Chuck liked the thought of keeping what had been done to him from happening again. He liked the thought of crossing Walker. "Look, let me think about it, okay? This is all so confusing, like I said. I will go with you, and maybe I'll do the tests."
Lou let go of the loose thread and gave him a bright smile.
"That's good enough. Now, I'll go make the final arrangements. We should be on the road in less than an hour."
Chuck nodded, checking his watch.
Jill Roberts stepped out of the shower, out of the bathroom, and into her apartment's bedroom. She'd just come back from a run. She'd needed the run. Today was a crucial day for her, for the work she'd been doing for so long, the Bartowski work.
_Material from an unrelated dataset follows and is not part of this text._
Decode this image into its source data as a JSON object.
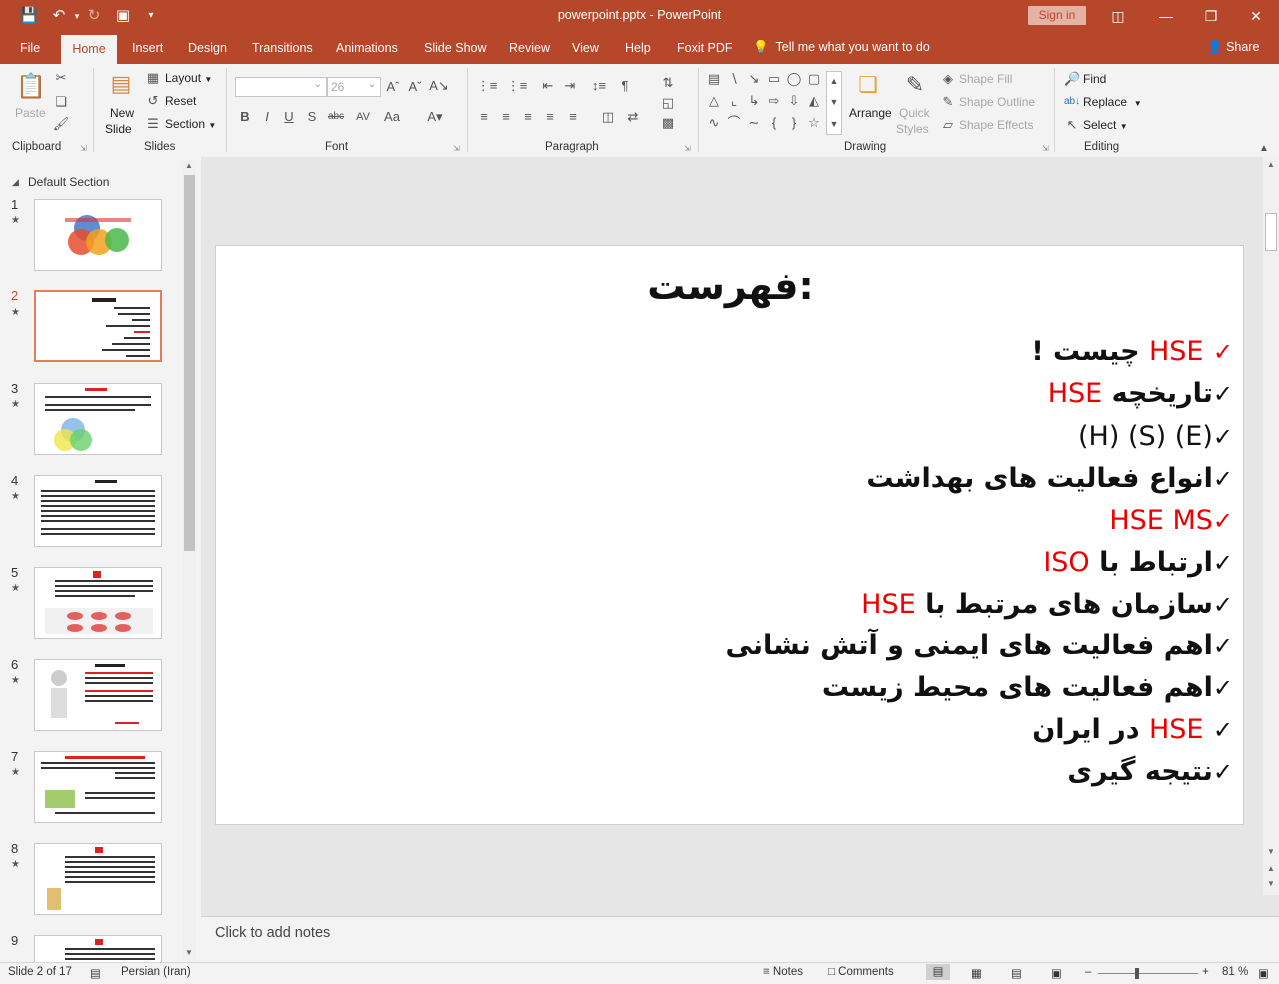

It had been exhausting.
Still, it irked her to be shut out of it on the crucial day. So much of what was happening — what she hoped was happening — was her handiwork. She felt bad for Bartowski, for Chuck, but the mission was the mission. He was sweet, genuinely sweet, and she had fallen for him just a little. But she was a professional. She'd done her job, as complicated and as hard as it was.
The run had helped. So had the shower.
She glanced at her mussed bed, the back of Bryce Larkin as he slept, prone, upon it, wearing nothing but a sheet across his butt. Bryce was no Chuck, but he wasn't bad — not as consolation prizes went.
She was dressed and brushing her hair when her phone rang. She checked her watch, then picked the phone up, surprised.
Langston Graham fiddled with the pens on his desk, then he fiddled with a paperclip. Then he glared at his phone. Why hadn't Walker called? He checked his watch. He should have heard from Walker by now. What was she doing?